Iowa congregation votes 53-26 to leave denomination
By John H. Adams, The Layman Online, August 14, 2006
The congregation of Windsor Presbyterian Church in Des Moines, Iowa, voted 53-26 Sunday to approve a resolution by its session to separate from the Presbyterian Church (USA) and become an independent congregation.
The vote came after an hour of debate in which the proponents and opponents of the resolution were each given 30 minutes to make their case. The debate was sometimes passionate, but not acrimonious, according to Dick Woods, a member of the congregation.
“I think the hope is widely shared that we can remain one fellowship,” Woods told The Layman Online.
Much of what happens next will depend on the Presbytery of Des Moines, which has convened an administrative commission to review the Windsor situation. Some members of the administrative commission, along with the presbytery executive, attended the congregational meeting Sunday, and the presbytery has called a special meeting on August 19 to review the Windsor decision.
The Windsor session met on June 25 – three days after the 2006 General Assembly adjourned – and approved the resolution calling for leaving the PCUSA. The precipitating cause was the GA commissioners’ approval of an authoritative interpretation that allows presbyteries and sessions to decide that the constitutional “fidelity/chastity” clause does not prohibit ordaining practicing homosexuals and adulterers.

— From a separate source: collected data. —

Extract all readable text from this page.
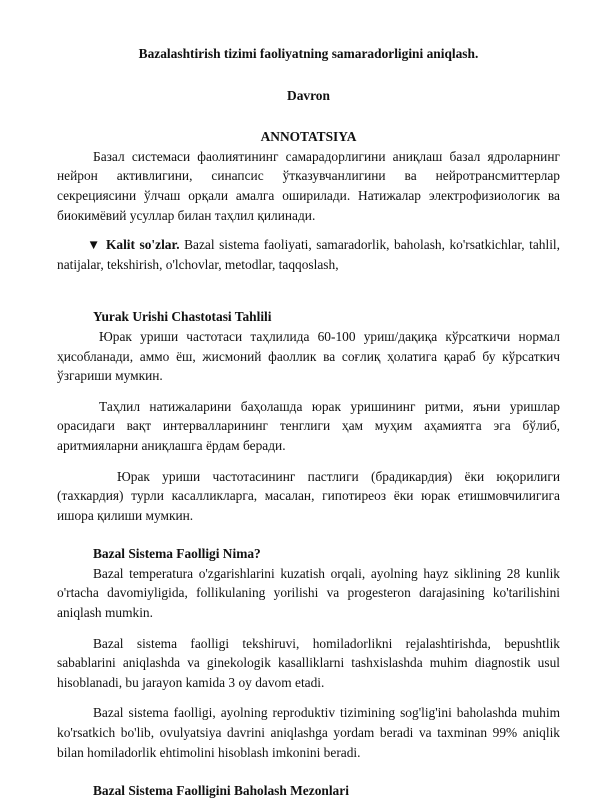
Bazalashtirish tizimi faoliyatning samaradorligini aniqlash.
Davron
ANNOTATSIYA

Базал системаси фаолиятининг самарадорлигини аниқлаш базал ядроларнинг нейрон активлигини, синапсис ўтказувчанлигини ва нейротрансмиттерлар секрециясини ўлчаш орқали амалга оширилади. Натижалар электрофизиологик ва биокимёвий усуллар билан таҳлил қилинади.

▼ Kalit so'zlar. Bazal sistema faoliyati, samaradorlik, baholash, ko'rsatkichlar, tahlil, natijalar, tekshirish, o'lchovlar, metodlar, taqqoslash,

Yurak Urishi Chastotasi Tahlili

Юрак уриши частотаси таҳлилида 60-100 уриш/дақиқа кўрсаткичи нормал ҳисобланади, аммо ёш, жисмоний фаоллик ва соғлиқ ҳолатига қараб бу кўрсаткич ўзгариши мумкин.

Таҳлил натижаларини баҳолашда юрак уришининг ритми, яъни уришлар орасидаги вақт интервалларининг тенглиги ҳам муҳим аҳамиятга эга бўлиб, аритмияларни аниқлашга ёрдам беради.

Юрак уриши частотасининг пастлиги (брадикардия) ёки юқорилиги (тахкардия) турли касалликларга, масалан, гипотиреоз ёки юрак етишмовчилигига ишора қилиши мумкин.

Bazal Sistema Faolligi Nima?

Bazal temperatura o'zgarishlarini kuzatish orqali, ayolning hayz siklining 28 kunlik o'rtacha davomiyligida, follikulaning yorilishi va progesteron darajasining ko'tarilishini aniqlash mumkin.

Bazal sistema faolligi tekshiruvi, homiladorlikni rejalashtirishda, bepushtlik sabablarini aniqlashda va ginekologik kasalliklarni tashxislashda muhim diagnostik usul hisoblanadi, bu jarayon kamida 3 oy davom etadi.

Bazal sistema faolligi, ayolning reproduktiv tizimining sog'lig'ini baholashda muhim ko'rsatkich bo'lib, ovulyatsiya davrini aniqlashga yordam beradi va taxminan 99% aniqlik bilan homiladorlik ehtimolini hisoblash imkonini beradi.

Bazal Sistema Faolligini Baholash Mezonlari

On June 26, the session notified the presbytery of its action and sent a letter to members of the congregation that was signed by Terry Amann, the pastor, and elder Hal DeGood, acting clerk. “After a lengthy and careful discussion, we have concluded that our only option is to leave the PCUSA and become a non-denominational community church in Windsor Heights,” they said.
Amann and DeGood acknowledged that the presbytery “has authority over the local church, so we will be allowing them to do their work, decently and in order. It is our desire to leave the denomination quietly, with forgiveness in our hearts, and with our church property.”
Windsor Presbyterian had 524 members in 1995, but a church split thinned the ranks to a low of 170 by 2003 – two years before Amann became the pastor. It has been growing slowly since under Amann’s evangelical leadership.
The congregation’s leaders are in the minority in the presbytery, which voted in 1997 against the constitutional “fidelity/chastity” requirement and in 1998 and 2001 in favor of repealing the Book of Order requirement. It was one of nearly two dozen presbyteries that overtured the 2006 General Assembly to call a fourth national referendum on repealing the requirement.